Five times before, Sissy Spacek has jumped for joy on Oscar nomination morning. She has lobbied in her soft-spoken way for the gold statuette, agonized over what to wear on the big night and prepared some semblance of a speech in case she was called to the podium.
But as familiar as Spacek is with the drill, her best-actress nod for "In the Bedroom" has been a different experience. She has more perspective at 52 than she had in her younger days.
"I was so nervous when I was nominated for 'Carrie.' I was just 27. But I am older and wiser now, and I know to wear comfortable shoes," Spacek said with a warm laugh.
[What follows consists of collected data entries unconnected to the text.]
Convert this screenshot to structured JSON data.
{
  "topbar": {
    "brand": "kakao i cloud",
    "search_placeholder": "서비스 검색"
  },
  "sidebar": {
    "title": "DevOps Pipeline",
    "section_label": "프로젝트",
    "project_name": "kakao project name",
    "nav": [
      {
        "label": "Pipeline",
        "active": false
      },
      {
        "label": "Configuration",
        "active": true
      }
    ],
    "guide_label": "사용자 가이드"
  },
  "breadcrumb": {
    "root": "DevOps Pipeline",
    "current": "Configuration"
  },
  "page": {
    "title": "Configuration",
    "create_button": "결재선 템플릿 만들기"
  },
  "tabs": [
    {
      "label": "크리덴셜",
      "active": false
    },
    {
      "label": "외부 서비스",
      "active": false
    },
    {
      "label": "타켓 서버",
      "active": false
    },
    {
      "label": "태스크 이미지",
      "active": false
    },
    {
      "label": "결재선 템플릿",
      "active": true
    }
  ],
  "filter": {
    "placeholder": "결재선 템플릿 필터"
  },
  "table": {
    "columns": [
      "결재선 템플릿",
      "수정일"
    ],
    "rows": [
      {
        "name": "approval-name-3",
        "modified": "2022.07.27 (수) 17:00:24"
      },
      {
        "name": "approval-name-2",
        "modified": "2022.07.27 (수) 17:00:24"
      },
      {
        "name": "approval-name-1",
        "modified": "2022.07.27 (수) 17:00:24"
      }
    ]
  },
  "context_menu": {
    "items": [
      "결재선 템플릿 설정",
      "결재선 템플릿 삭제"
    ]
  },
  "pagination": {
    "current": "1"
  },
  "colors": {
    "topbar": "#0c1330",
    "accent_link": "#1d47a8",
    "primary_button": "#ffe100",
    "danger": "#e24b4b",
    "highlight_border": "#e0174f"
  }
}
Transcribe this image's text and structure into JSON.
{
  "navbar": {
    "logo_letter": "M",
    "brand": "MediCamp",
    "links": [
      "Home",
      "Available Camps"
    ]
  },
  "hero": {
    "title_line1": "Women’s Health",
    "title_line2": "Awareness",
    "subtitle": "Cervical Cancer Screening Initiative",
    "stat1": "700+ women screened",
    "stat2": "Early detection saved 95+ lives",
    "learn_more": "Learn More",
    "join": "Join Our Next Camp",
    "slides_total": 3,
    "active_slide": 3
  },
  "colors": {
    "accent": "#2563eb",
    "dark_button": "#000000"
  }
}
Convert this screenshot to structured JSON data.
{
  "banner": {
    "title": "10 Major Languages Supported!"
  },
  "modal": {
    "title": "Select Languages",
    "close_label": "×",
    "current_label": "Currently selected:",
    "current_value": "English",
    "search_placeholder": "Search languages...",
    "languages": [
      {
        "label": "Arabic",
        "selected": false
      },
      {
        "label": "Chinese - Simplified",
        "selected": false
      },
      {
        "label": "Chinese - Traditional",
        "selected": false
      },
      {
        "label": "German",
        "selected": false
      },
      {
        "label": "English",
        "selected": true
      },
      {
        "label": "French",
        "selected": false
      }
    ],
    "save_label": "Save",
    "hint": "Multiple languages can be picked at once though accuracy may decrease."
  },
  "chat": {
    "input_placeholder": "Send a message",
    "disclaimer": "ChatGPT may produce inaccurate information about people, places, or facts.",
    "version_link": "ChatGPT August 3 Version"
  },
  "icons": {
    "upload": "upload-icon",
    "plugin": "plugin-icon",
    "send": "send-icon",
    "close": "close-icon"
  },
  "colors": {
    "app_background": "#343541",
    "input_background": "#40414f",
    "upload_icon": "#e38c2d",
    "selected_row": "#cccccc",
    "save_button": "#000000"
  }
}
"Everything gets sweeter with time. I am just enjoying things more and trying to stay right in the moment and just go and have fun."
At the Kodak Theatre next Sunday, "I will see a lot of old friends I have worked with through the years, and that makes it much more sweet."
Julia Roberts, last year's winner, has announced that Spacek is her choice for a successor. "God bless her for doing that. Julia's a very talented girl and very kind."
Spacek hasn't picked her Oscar outfit yet. "You feel a bit like Cinderella's ugly stepsister trying to get your foot in the slipper." But she will have a good luck charm by her side: her husband, art director Jack Fisk, whom she met working on "Badlands" 30 years ago.
"My husband says I forgot to thank him when I won in 1981 for 'Coal Miner's Daughter.' I can't remember anything that night, so I don't know if I did or not. But now every opportunity I have I thank him because he has had to put up with a whole lot."
The two left Hollywood in the mid-'80s and bought 200 acres in Virginia, where they have raised two daughters. Spacek's idea of fun is to stay home and clean out drawers. "I'm a Capricorn, so it's in my nature to be a homebody."
Keeping her down on the farm is going to be hard after the accolades she's received for "In the Bedroom." While Spacek isn't ready to resume the pace she kept before motherhood, she welcomes more work.
"I have always taken great care with scripts. Sometimes you pick winners, sometimes things fall through the cracks. But it's all part of the process. I don't want to ever not do a movie out of fear that it will fail. You have to continue to take risks. That's the thrill of it."